The pressure is on for corporations to take the lead in solving social challenges, bringing innovation, technology, and partnership to bear in accelerating our recovery from the pandemic’s worst impacts. This mandate comes from the Milken Institute and The Harris Poll 2021 Listening Project. It polled nearly 17,000 people from 27 countries who ranked food insecurity and water scarcity, access to health care and social services, and access to education and job opportunities as their top three concerns. They are looking to us, as business leaders, to fix them.
Can we be a catalyst for social change? Can we build truly meaningful lives by focusing on environmental, social, and corporate governance?
Yes. I have experienced first-hand what it means to make a difference. I am sharing what I learned to encourage others to take up the challenge laid at our feet.
Last year my company defined and aligned ourselves behind our purpose: “We champion an equitable world. A world where everyone—irrespective of their age, race, income, location, or gender—has the right to nutrition that comes from the goodness of the earth.”
To reimagine this future and to create it you need a plan. Here are three simple lessons we learned on trying to make our business a catalyst for change.
Do not let your impact be limited by your own resources or ability. Partnerships and collaboration supercharge your progress.
Lesson 1: Truly understand the challenges and the barriers to achieving what you have defined as your purpose. Dig deeply and thoroughly.
We found many interdependencies between ourselves, our stakeholders including our investors and our growers, and the planet that supports and provides for us as food producers. Is a product range with added processed sugar acceptable in “good nutrition”? What about packaging? Food waste? Our carbon footprint? How can we reduce waste, sugar, and carbon but increase value? Keep digging until you find solid answers.

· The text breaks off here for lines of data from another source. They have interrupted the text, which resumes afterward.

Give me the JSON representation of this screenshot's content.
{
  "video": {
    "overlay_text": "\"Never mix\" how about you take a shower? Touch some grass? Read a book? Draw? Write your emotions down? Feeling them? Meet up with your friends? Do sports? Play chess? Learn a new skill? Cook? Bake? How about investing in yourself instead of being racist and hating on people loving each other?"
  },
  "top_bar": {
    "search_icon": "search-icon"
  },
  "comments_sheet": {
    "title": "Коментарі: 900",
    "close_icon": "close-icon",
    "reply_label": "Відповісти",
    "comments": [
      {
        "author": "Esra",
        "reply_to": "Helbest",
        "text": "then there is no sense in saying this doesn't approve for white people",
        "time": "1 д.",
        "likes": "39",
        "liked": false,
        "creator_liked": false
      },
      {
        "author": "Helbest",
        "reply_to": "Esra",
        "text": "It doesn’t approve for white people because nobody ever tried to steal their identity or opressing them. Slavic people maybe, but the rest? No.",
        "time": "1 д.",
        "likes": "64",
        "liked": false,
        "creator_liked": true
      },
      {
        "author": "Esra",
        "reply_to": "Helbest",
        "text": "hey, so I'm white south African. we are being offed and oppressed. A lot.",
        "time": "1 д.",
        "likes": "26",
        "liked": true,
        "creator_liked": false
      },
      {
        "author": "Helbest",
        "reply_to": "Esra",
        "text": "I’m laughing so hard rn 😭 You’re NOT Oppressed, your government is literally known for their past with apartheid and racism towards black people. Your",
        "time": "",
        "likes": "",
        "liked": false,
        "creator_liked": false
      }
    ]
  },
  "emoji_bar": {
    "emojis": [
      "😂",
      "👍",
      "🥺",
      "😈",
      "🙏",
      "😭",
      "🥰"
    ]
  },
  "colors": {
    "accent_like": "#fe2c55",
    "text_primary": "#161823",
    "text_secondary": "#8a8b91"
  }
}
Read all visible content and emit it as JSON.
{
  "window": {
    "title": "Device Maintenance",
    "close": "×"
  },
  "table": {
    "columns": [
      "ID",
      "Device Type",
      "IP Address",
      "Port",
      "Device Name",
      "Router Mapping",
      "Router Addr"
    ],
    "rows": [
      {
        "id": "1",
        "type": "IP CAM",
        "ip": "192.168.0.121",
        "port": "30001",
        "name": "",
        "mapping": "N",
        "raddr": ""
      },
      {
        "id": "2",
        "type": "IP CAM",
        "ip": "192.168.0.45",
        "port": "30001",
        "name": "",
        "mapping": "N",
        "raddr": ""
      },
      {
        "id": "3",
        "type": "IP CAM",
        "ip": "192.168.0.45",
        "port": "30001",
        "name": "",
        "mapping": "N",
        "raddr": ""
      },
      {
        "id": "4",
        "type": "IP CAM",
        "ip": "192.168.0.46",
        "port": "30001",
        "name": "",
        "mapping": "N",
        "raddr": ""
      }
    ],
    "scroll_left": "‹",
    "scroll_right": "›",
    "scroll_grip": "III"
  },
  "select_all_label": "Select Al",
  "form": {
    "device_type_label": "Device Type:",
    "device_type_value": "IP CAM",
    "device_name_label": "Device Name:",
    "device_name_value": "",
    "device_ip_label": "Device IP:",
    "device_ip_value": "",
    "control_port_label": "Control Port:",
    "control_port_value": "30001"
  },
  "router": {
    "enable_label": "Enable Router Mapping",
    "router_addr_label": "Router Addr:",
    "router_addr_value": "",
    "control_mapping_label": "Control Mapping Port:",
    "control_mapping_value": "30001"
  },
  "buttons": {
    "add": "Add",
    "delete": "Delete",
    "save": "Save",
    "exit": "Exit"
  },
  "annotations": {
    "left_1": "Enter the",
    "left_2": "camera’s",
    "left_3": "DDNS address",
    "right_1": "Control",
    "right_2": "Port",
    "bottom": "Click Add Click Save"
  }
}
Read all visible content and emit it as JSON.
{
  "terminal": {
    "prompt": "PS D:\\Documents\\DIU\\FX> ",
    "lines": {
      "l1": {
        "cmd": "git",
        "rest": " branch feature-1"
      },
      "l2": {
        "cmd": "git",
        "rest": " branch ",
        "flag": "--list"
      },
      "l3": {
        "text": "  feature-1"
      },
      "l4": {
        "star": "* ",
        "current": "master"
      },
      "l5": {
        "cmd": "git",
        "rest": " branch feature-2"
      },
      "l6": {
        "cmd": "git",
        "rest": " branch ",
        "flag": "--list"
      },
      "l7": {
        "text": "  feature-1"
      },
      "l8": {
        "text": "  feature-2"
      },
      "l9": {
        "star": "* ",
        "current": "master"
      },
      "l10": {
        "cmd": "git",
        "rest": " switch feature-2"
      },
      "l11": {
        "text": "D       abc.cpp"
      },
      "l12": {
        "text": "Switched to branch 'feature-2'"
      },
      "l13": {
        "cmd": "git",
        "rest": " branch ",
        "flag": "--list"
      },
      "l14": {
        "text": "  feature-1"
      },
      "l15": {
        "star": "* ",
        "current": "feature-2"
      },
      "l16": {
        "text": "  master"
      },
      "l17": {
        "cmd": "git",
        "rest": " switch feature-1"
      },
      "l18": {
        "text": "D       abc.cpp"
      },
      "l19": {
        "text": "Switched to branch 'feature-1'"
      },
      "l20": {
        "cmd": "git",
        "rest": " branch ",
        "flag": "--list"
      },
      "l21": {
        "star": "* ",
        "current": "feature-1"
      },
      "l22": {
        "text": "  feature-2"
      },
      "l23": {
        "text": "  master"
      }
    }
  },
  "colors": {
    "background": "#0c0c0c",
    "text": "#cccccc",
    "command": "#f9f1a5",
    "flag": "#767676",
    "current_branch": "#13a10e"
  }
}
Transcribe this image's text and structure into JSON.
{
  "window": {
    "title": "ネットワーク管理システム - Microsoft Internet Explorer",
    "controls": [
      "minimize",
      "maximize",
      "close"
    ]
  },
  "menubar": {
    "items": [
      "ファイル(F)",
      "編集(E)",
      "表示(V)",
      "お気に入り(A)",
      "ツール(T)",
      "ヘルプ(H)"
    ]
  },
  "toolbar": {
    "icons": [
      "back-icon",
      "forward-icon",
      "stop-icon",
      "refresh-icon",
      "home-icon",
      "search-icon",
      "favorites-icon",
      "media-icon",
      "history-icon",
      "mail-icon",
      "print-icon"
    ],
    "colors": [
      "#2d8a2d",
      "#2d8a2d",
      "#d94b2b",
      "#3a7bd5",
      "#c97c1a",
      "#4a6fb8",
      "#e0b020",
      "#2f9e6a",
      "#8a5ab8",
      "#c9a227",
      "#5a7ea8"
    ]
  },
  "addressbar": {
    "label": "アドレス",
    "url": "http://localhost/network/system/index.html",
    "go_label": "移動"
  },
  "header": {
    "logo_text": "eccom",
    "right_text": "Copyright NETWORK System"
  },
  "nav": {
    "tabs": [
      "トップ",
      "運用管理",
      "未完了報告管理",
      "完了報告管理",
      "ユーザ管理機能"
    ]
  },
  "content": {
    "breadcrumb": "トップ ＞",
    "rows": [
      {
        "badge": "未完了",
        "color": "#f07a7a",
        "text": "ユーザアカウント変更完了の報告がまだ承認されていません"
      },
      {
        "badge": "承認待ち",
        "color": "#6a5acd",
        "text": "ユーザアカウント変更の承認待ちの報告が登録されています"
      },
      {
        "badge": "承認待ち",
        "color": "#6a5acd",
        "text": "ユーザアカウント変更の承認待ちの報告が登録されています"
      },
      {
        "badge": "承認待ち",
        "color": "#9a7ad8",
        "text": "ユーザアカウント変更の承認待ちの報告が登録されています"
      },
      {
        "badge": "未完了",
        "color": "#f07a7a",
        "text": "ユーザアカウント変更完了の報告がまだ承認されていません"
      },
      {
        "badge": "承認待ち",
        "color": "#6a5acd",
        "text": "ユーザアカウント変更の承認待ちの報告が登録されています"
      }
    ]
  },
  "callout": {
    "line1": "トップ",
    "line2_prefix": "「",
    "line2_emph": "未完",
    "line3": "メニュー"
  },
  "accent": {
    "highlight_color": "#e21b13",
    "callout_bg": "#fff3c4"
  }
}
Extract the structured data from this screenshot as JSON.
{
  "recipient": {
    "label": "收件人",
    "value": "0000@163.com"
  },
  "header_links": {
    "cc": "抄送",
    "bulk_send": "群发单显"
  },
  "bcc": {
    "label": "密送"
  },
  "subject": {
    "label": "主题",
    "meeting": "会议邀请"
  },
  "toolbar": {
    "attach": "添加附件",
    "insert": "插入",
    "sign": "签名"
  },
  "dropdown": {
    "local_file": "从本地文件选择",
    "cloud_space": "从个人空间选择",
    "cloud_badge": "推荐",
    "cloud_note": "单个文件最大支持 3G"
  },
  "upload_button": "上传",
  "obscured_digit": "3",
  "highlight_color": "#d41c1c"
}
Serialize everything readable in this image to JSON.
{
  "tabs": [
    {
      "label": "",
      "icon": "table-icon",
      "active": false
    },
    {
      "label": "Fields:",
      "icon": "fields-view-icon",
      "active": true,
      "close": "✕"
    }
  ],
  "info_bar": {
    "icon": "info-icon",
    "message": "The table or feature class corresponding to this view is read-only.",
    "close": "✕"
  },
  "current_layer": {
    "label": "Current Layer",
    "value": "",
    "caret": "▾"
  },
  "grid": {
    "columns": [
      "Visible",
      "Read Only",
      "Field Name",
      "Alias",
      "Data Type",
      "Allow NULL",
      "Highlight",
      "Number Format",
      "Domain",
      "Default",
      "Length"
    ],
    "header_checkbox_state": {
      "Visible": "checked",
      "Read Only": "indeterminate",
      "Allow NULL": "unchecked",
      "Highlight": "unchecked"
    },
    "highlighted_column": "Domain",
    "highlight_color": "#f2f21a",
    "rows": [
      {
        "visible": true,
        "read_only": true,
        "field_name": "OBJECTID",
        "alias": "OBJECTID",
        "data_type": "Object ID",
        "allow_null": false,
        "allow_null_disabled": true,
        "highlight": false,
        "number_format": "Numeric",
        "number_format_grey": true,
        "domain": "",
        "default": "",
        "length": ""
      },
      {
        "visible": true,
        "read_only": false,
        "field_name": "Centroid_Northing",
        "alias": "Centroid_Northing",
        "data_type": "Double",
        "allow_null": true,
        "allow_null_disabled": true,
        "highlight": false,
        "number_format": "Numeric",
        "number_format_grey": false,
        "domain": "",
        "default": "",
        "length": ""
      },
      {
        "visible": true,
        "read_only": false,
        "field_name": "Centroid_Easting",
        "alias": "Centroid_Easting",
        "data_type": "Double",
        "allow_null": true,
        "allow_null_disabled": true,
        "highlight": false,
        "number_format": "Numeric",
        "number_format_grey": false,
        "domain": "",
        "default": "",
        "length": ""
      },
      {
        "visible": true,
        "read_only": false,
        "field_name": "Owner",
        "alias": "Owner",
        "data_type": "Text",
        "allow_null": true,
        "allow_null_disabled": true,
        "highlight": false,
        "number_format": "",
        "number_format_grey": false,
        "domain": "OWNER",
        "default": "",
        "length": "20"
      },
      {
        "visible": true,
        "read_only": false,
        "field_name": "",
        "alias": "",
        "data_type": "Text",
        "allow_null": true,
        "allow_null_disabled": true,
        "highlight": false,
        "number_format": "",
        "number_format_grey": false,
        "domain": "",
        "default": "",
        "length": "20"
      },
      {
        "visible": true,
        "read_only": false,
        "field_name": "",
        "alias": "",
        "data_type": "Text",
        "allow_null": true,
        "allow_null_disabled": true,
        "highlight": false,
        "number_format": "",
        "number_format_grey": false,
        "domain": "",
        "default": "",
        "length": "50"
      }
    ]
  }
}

Lesson 2: Infuse your purpose into your business model. Commit to making decisions through that lens so that change will be scaled and can be driven over the long term. Prepare to add new talent to your team to accelerate change in valuable areas like innovation.
We did this in the form of six interdependent promises: zero processed sugar, zero food waste, carbon neutrality, zero fossil-based plastic packaging, and good nutrition for 1 billion people. Measure success in new ways. Our goal is to increase value, not just for shareholders, but for all our stakeholders. As we reduce sugar, fruit waste, and emissions, eliminate fossil plastics, and increase nutrition access we are also creating a value handprint that spans the entire value chain—from farm to fork—and we incentivize accordingly.
Do not let your impact be limited by your own resources or ability. Partnerships and collaboration supercharge your progress. We have partnered with over 40 organizations to help achieve our goals, from improving farmers’ earning ability to converting pineapple waste into vegan leather, harnessing solar power to developing future foods.
The Singapore Economic Development Board has partnered with us in Dole Specialty Ingredients, which will transform bioresources like pineapple stems, papaya peels, and downgraded fruit into high-value natural products like enzymes, extracts, seed oils, and fibers.
Lesson 3: Get on with it. Identify and implement actions that raise awareness and begin to seed change through education, donations, and partnerships.
There is never one single solution—so find them all. In the city of Jackson, Mississippi, we are attempting to turn a food desert into an oasis, not with one solution but many. We are partnering with the mayor to change the status quo where junk food dominates food choices for lower income families because it is more readily available than fresh meat and produce. Through nutrition education, sustainable farming, distribution programs, cooking classes, and gardening tuition we are enabling the community to make affordable, healthier choices that are also sustainable. Our purpose and our promises are embedded in the way we work and our business growth model, and they are generating value for all stakeholders. Can a focus on environmental, social, and corporate governance criteria help build meaningful lives? Certainly.